Vor 2,4 Mrd. Jahren erstmals freier Sauerstoff
Die bis zu 17 Zentimeter großen Fossilien weisen einen mehr oder weniger kugeligen Zentralkörper auf, der von einem Saum umgeben ist. Daneben gibt es auch gestreckte Formen, die an abgeflachte Würmer erinnern, teilte das NHM mit. Die Existenz dieser Gabonionta passt auch insofern ins Bild, als dass sich vor 2,4 bis 2,3 Mrd. Jahren erstmals freier, von bestehendem Leben produzierter Sauerstoff in der Atmosphäre sammelte und damit die Entwicklung komplexerer Stoffwechselprozesse und größerer Lebewesen begünstigte.
Damals gab es im Meerwasser eine mit heutigen Konzentrationen vergleichbare Menge an Arsen (oxidiertes Arsenat). Beim Stoffwechsel der Organismen gelangt das "Gift" - gemeinsam mit dem für die Organismen nützlichen Phosphat - in die Körper, was mitunter die Energiegewinnung erheblich beeinträchtigen konnte.
Die Gabonionta waren laut der Forscher wohl erste Organismen, die lernten, das Element gezielt aufzunehmen und chemisch unschädlich zu machen. "In den Fossilien aus Gabun bemerkten wir Anreicherungen an Arsen, die aber nicht zufällig in den Organismen verteilt waren, sondern in klar definierten Bereichen konzentriert auftraten", wurde Studienleiter Abderrazak El Albani, Geologe von der französischen Universität Poitiers, zitiert. Er hatte 2010 die Gabonionta in alten Tonschiefern aus dem zentralafrikanischen Gabun gefunden.
Das toxische Arsen wurde innerhalb der Lebewesen chemisch reduziert und auf diese Weise entgiftet. "Teile des Arsens wurden wieder ausgeschieden und andere Teile wurden in eigenen Vesikeln gespeichert", erläuterte der NHM-Wissenschafter. "Das zeigt, dass diese Lebewesen erstmals in der Erdgeschichte einen Weg fanden, Arsen unschädlich zu machen und vielleicht sogar als Spurenelement zu verwerten."

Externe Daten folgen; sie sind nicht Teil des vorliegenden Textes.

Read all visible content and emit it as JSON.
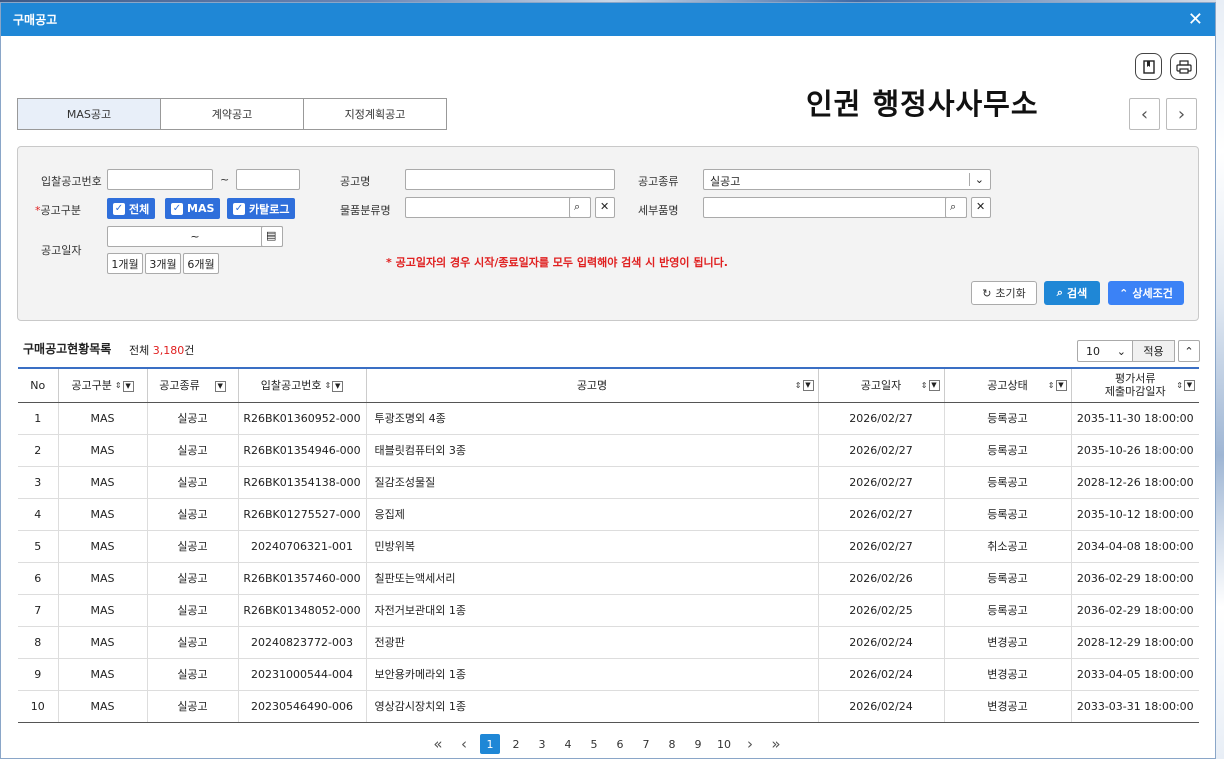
{
  "window": {
    "title": "구매공고",
    "close_icon": "close-icon"
  },
  "header": {
    "company": "인권 행정사사무소"
  },
  "tabs": [
    "MAS공고",
    "계약공고",
    "지정계획공고"
  ],
  "search": {
    "bid_no_label": "입찰공고번호",
    "tilde": "~",
    "notice_name_label": "공고명",
    "notice_type_label": "공고종류",
    "notice_type_value": "실공고",
    "category_label": "공고구분",
    "category_req": "*",
    "checks": [
      "전체",
      "MAS",
      "카탈로그"
    ],
    "item_class_label": "물품분류명",
    "detail_item_label": "세부품명",
    "date_label": "공고일자",
    "date_tilde": "~",
    "months": [
      "1개월",
      "3개월",
      "6개월"
    ],
    "notice": "* 공고일자의 경우 시작/종료일자를 모두 입력해야 검색 시 반영이 됩니다.",
    "reset_label": "초기화",
    "search_label": "검색",
    "detail_label": "상세조건"
  },
  "list": {
    "title": "구매공고현황목록",
    "total_prefix": "전체 ",
    "total_num": "3,180",
    "total_suffix": "건",
    "page_size": "10",
    "apply_label": "적용"
  },
  "table": {
    "headers": [
      "No",
      "공고구분",
      "공고종류",
      "입찰공고번호",
      "공고명",
      "공고일자",
      "공고상태",
      "평가서류",
      "제출마감일자"
    ],
    "rows": [
      [
        "1",
        "MAS",
        "실공고",
        "R26BK01360952-000",
        "투광조명외 4종",
        "2026/02/27",
        "등록공고",
        "2035-11-30 18:00:00"
      ],
      [
        "2",
        "MAS",
        "실공고",
        "R26BK01354946-000",
        "태블릿컴퓨터외 3종",
        "2026/02/27",
        "등록공고",
        "2035-10-26 18:00:00"
      ],
      [
        "3",
        "MAS",
        "실공고",
        "R26BK01354138-000",
        "질감조성물질",
        "2026/02/27",
        "등록공고",
        "2028-12-26 18:00:00"
      ],
      [
        "4",
        "MAS",
        "실공고",
        "R26BK01275527-000",
        "응집제",
        "2026/02/27",
        "등록공고",
        "2035-10-12 18:00:00"
      ],
      [
        "5",
        "MAS",
        "실공고",
        "20240706321-001",
        "민방위복",
        "2026/02/27",
        "취소공고",
        "2034-04-08 18:00:00"
      ],
      [
        "6",
        "MAS",
        "실공고",
        "R26BK01357460-000",
        "칠판또는액세서리",
        "2026/02/26",
        "등록공고",
        "2036-02-29 18:00:00"
      ],
      [
        "7",
        "MAS",
        "실공고",
        "R26BK01348052-000",
        "자전거보관대외 1종",
        "2026/02/25",
        "등록공고",
        "2036-02-29 18:00:00"
      ],
      [
        "8",
        "MAS",
        "실공고",
        "20240823772-003",
        "전광판",
        "2026/02/24",
        "변경공고",
        "2028-12-29 18:00:00"
      ],
      [
        "9",
        "MAS",
        "실공고",
        "20231000544-004",
        "보안용카메라외 1종",
        "2026/02/24",
        "변경공고",
        "2033-04-05 18:00:00"
      ],
      [
        "10",
        "MAS",
        "실공고",
        "20230546490-006",
        "영상감시장치외 1종",
        "2026/02/24",
        "변경공고",
        "2033-03-31 18:00:00"
      ]
    ]
  },
  "pager": {
    "pages": [
      "1",
      "2",
      "3",
      "4",
      "5",
      "6",
      "7",
      "8",
      "9",
      "10"
    ],
    "current": "1"
  },
  "colors": {
    "titlebar": "#1f87d6",
    "checkbox": "#2f6fdb",
    "notice": "#e02020"
  }
}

Arsen im Mineral Pyrit "eingefroren"
Nach dem Tod der Organismen ging das Arsen wieder Verbindungen mit anderen Elementen ein und wurde im Mineral Pyrit gebunden. So sei die chemische Signatur der Gabonionta über 2,1 Milliarden Jahre im Gestein erhalten geblieben. "Das Gute ist: Arsen bleibt auch über diese lange Zeit sehr stabil. Über die Einbindung in den Pyrit ist es die gesamte Zeit über quasi eingefroren gewesen. Das hat uns heute diese Erkenntnis ermöglicht."
Die Gabonionta waren aber nur begrenzt verbreitet und lebten - wie sich aus den "eher schlechten" Fossilienfunden ableiten lässt - vielleicht nur ein paar hunderttausend Jahre. Ihr Verschwinden fällt zusammen mit veränderten Rahmenbedingungen: Vor etwa 2 Mrd. Jahren sank die Sauerstoff-Konzentration in der Atmosphäre wieder erheblich ab, so Harzhauser: "Die ersten Formen komplexeren Lebens verschwanden wieder. Erst vor 700 Mio. Jahren hat das Leben wieder eine höhere Komplexität erreicht. Dazwischen war es zappenduster. Aber das ist auch ein Super-Beispiel dafür, dass Evolution eben nicht linear verläuft." Die Forscher gehen somit auch davon aus, dass sich Entgiftungsstrategien in komplexen Eukaryonten - wie sie sich in späteren Zeiten wieder zeigten - mindestens zweimal unabhängig voneinander entwickelt haben könnten. Drei Exemplare der Gabonionta, exklusive Leihgaben, sind übrigens im NHM ausgestellt.